In 1712 waren er nog geen persconferenties. De bepalingen werden gedrukt op plakkaten en verspreid opgehangen. Ze zijn bewaard gebleven in de collectie van de Groninger Archieven. Samengevat komen ze neer op het volgende:
- De ziekte wordt overgedragen via goederen met een dierlijke herkomst (dieren of producten als wol, vachten en borstels met varkenshaar), vellen en huiden, stoffen (linnens, garens, beddengoed, kleden, wollen stoffen, kousen, wanten, lakens, vloerkleden) en plantaardige producten als vlas, granen en zaad. Voor de (doelbewuste) invoer van dergelijke ‘verboden’ goederen uit besmet gebied geldt voor de eigenaar/vervoerder de doodstraf!
- Onderschepte verboden goederen worden vernietigd en hun buitenlandse eigenaren/vervoerders worden teruggestuurd.
- Schepen met passagiers en verboden goederen uit besmette gebieden mogen Groninger havens niet binnenvaren. Doen ze dat wel, dan moeten bemanning en passagiers op het schip of, als ze al van boord waren, op de wal in quarantaine en worden de goederen vernietigd.
- Op het overladen in schepen van scheepsgoederen en passagiers uit ‘besmette’ gebieden staat de doodstraf en verbeurdverklaring van schip en inhoud.
- Iedereen die vanuit zo’n besmet gebied terugkeert, moet verplicht in quarantaine. Dat geldt ook bij aankomst in Groninger havens voor de bemanning van schepen die goederen vervoeren die wel zijn toegestaan. Op overtreding van deze regel staat eveneens de doodstraf.
In hetzelfde schuitje
We weten niet waaruit de retourvracht van ‘Grootschipper’ Schelte Alberts vanuit Hamburg bestond. Wel dat Schelte bij thuiskomst verplicht in quarantaine moest. De bepalingen noemen echter geen tijdsduur, dus we weten niet hoelang.

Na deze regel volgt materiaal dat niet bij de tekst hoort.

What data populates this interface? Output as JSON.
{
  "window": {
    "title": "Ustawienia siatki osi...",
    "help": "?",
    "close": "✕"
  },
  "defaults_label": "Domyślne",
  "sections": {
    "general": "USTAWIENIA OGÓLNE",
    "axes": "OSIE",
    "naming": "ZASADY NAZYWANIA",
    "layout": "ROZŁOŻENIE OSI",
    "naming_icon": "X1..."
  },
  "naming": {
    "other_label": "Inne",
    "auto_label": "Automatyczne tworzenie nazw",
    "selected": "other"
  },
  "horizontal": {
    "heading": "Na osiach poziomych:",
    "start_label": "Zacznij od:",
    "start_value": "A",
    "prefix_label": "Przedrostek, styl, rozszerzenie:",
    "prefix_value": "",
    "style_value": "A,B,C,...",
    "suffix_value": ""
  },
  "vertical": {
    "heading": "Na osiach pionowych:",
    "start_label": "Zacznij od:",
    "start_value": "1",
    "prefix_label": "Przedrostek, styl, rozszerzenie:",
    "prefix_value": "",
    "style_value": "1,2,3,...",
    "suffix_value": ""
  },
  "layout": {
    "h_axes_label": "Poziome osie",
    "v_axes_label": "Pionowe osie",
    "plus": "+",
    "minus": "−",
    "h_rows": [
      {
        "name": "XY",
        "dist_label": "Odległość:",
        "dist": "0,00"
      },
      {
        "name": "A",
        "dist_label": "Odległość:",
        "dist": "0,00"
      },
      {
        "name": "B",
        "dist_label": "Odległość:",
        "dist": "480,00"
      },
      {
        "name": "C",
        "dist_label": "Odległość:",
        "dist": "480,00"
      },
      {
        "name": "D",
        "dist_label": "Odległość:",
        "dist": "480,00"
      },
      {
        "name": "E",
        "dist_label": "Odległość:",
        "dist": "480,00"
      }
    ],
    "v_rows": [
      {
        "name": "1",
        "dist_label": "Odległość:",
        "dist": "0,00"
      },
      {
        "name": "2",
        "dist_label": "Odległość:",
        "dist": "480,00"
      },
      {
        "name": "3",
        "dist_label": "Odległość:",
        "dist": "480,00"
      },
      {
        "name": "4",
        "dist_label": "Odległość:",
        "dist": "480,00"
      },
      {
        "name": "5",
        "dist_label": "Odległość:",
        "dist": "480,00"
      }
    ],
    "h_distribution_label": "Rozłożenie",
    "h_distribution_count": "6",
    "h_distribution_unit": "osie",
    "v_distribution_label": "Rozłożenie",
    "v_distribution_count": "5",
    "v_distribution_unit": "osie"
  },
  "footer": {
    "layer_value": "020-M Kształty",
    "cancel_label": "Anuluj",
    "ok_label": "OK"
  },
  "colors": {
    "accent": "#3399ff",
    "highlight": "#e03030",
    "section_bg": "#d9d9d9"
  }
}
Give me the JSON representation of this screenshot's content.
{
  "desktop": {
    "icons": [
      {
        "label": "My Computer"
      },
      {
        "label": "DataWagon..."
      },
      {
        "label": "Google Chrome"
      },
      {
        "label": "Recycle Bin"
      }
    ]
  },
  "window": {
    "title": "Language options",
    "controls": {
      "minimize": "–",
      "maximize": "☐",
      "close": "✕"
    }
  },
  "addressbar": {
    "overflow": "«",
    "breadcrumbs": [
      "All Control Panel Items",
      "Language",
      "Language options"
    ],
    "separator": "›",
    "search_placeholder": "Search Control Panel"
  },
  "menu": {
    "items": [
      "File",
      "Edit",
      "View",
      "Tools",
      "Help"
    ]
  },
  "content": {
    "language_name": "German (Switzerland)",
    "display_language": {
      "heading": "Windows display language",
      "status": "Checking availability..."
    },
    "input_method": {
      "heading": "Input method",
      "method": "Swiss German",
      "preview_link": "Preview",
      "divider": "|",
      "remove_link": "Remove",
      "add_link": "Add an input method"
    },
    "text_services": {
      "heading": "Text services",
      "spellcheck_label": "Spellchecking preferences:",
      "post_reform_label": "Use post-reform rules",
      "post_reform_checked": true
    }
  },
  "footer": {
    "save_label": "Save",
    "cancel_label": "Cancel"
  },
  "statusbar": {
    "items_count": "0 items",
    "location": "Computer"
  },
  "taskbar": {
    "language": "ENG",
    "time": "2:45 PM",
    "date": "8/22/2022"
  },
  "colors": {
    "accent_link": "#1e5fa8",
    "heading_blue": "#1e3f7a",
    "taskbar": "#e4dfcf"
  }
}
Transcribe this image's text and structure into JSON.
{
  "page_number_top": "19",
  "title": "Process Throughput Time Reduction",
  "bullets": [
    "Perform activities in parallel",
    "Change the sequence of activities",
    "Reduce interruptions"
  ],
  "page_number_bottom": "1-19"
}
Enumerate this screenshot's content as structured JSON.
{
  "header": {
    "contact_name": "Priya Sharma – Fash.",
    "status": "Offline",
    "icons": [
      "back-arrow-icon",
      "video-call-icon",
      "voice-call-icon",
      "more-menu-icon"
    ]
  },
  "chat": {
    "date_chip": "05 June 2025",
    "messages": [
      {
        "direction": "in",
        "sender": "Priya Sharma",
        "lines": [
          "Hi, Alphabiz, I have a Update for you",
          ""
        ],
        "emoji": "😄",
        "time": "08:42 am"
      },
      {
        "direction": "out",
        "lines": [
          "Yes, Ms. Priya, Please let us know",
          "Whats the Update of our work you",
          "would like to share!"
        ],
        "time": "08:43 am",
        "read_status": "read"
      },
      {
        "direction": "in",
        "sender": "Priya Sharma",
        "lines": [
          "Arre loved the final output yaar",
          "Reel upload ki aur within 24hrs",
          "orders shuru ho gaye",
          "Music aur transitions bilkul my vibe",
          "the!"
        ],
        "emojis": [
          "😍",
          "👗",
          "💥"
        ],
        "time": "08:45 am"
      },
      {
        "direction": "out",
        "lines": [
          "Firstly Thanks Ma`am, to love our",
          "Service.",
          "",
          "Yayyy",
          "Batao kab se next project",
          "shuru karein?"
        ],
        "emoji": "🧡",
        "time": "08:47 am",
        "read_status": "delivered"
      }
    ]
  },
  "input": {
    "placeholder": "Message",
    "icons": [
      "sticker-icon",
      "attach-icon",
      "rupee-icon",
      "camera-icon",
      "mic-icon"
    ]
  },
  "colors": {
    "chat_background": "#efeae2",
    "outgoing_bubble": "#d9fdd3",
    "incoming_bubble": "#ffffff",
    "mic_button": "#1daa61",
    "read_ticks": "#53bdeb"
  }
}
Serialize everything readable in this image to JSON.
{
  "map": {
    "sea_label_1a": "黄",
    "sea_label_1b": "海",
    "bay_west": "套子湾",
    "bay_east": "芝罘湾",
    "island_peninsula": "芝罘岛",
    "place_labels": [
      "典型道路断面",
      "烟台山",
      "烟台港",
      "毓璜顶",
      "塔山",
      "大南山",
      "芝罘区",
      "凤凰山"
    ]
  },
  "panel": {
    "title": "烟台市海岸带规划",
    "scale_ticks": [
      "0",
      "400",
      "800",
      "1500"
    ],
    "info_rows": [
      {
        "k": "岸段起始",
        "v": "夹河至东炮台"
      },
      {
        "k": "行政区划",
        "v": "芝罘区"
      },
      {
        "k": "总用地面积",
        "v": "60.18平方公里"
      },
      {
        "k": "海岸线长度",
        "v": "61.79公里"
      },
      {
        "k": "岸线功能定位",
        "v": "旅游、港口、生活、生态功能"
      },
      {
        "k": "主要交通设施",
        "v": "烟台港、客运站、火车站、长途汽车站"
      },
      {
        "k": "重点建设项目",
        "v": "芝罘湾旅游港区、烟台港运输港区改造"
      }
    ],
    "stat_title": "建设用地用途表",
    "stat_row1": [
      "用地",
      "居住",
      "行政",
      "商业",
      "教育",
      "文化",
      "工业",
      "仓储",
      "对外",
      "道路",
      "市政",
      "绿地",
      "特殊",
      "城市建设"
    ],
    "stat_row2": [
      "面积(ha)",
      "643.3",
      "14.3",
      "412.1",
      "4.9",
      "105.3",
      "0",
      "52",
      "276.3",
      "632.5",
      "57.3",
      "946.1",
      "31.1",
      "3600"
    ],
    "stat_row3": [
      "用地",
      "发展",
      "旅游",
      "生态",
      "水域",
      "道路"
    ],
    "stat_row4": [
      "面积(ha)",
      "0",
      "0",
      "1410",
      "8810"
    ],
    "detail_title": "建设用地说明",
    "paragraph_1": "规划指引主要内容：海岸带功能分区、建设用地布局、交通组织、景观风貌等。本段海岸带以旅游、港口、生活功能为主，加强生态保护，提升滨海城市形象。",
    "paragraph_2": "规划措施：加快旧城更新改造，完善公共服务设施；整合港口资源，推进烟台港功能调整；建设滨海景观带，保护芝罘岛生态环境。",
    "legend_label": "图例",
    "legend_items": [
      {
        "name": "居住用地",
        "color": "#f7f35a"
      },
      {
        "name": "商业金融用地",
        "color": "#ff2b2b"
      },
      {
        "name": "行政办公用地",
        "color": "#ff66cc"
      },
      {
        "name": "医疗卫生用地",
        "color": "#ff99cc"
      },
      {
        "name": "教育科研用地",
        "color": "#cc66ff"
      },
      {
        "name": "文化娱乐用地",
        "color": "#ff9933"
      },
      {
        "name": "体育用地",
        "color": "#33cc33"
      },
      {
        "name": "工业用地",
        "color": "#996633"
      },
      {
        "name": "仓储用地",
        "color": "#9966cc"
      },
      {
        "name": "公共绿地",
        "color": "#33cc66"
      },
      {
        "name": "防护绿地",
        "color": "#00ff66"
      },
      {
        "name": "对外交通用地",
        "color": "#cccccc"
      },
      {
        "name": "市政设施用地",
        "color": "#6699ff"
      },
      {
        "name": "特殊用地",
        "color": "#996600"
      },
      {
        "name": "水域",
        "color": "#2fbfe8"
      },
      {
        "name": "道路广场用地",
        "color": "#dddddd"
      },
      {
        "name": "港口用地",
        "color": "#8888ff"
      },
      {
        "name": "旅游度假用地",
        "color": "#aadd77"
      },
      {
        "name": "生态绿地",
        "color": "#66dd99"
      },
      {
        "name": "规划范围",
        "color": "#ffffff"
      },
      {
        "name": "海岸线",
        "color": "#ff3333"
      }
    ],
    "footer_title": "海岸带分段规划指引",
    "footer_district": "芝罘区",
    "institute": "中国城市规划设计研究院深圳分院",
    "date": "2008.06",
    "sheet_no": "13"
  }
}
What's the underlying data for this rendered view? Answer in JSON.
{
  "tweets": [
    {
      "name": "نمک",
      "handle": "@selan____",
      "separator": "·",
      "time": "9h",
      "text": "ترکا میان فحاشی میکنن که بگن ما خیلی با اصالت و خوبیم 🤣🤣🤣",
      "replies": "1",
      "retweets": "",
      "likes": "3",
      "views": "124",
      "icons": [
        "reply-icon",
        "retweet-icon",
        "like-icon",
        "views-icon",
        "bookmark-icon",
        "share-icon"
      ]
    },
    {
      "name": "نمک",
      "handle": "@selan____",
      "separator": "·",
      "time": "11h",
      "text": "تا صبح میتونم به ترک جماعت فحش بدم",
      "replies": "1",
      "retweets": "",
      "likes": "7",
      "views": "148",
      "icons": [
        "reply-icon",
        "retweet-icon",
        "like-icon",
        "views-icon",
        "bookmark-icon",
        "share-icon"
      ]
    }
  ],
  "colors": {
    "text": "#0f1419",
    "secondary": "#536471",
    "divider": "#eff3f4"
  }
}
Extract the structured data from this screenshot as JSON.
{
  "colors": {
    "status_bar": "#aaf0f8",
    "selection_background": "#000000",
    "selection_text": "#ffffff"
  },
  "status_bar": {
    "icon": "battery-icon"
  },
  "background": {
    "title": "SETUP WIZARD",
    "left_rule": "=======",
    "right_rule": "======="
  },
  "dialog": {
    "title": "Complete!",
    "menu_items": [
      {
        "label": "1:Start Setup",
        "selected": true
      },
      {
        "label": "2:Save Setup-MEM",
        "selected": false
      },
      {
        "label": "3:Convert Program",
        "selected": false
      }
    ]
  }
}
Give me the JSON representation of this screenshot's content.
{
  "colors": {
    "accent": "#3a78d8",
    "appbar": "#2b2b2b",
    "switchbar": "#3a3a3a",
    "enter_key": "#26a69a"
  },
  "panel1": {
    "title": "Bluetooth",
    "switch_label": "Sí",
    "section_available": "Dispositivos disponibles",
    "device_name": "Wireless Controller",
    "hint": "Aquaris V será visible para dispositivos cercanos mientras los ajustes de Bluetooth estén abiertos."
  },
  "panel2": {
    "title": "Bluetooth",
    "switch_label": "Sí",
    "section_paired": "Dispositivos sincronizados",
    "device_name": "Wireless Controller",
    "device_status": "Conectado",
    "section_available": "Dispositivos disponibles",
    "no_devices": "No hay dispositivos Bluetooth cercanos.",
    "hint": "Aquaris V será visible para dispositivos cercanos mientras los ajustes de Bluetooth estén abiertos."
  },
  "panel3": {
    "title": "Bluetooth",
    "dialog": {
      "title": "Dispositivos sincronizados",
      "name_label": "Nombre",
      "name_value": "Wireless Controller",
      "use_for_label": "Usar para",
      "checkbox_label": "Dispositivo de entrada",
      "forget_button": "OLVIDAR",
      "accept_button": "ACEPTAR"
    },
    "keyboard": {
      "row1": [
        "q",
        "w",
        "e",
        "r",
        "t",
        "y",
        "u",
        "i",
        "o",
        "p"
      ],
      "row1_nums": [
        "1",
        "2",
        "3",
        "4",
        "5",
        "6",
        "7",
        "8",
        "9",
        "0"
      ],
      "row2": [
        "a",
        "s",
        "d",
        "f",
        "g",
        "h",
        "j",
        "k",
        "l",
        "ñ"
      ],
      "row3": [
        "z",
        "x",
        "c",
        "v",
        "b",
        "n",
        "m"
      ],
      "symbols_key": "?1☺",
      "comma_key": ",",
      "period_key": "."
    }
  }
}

Veel van de schippers in het Oldambt en de Veenkoloniën zullen in 1712 ‘in hetzelfde schuitje’ gezeten hebben kwamen te zitten. De stad Hamburg was voor haar brandstofvoorziening – turf – in die tijd nog deels aangewezen op import vanuit Oost-Groningen. Hier kende de turfproductie begin 18de eeuw een meer industriële aanpak dan in het Duitse achterland. Geladen in zeetjalken en smakschepen, vond de Groninger turf via de Pekel Aa, de Westerwoldse Aa en door de pas geopende Statenzijl zijn weg naar Hamburg.
Kans op de doodstraf zal ook de Oldambtster turfschippers ervan weerhouden hebben verboden goederen als retourvracht mee te nemen. Maar er waren meer redenen om Hamburg een tijdje te mijden en de koers te verleggen. Noord-Duitsland was in deze jaren ook het strijdtoneel van de Grote Noordse Oorlog. Je bemanning kon zomaar in de schermutselingen tussen Zweedse, Deense en Russische soldaten terecht komen. Hamburg en Bremen zaten vol oorlogsvluchtelingen en verschillende besmettelijke ziekten lagen op de loer. Een pokkenepidemie kostte in Bremen in 1711 zomaar het leven van bijna 1400 kinderen. Maar de epidemie die erop volgde, en die alle bovenbeschreven extreme maatregelen rechtvaardigde, zou nog veel meer slachtoffers maken. Zo konden in 1714 in Hamburg alleen al 10.000 extra doden genoteerd worden door deze vermoedelijk door Deense troepen meegebrachte ziekte. In de Middeleeuwen welbekend als ‘ de Zwarte Dood’: het ging hier om de pest!
Auteur: Peter Riem, Groninger Archieven.
Eerder gepubliceerd in De Oldambtster van december 2020.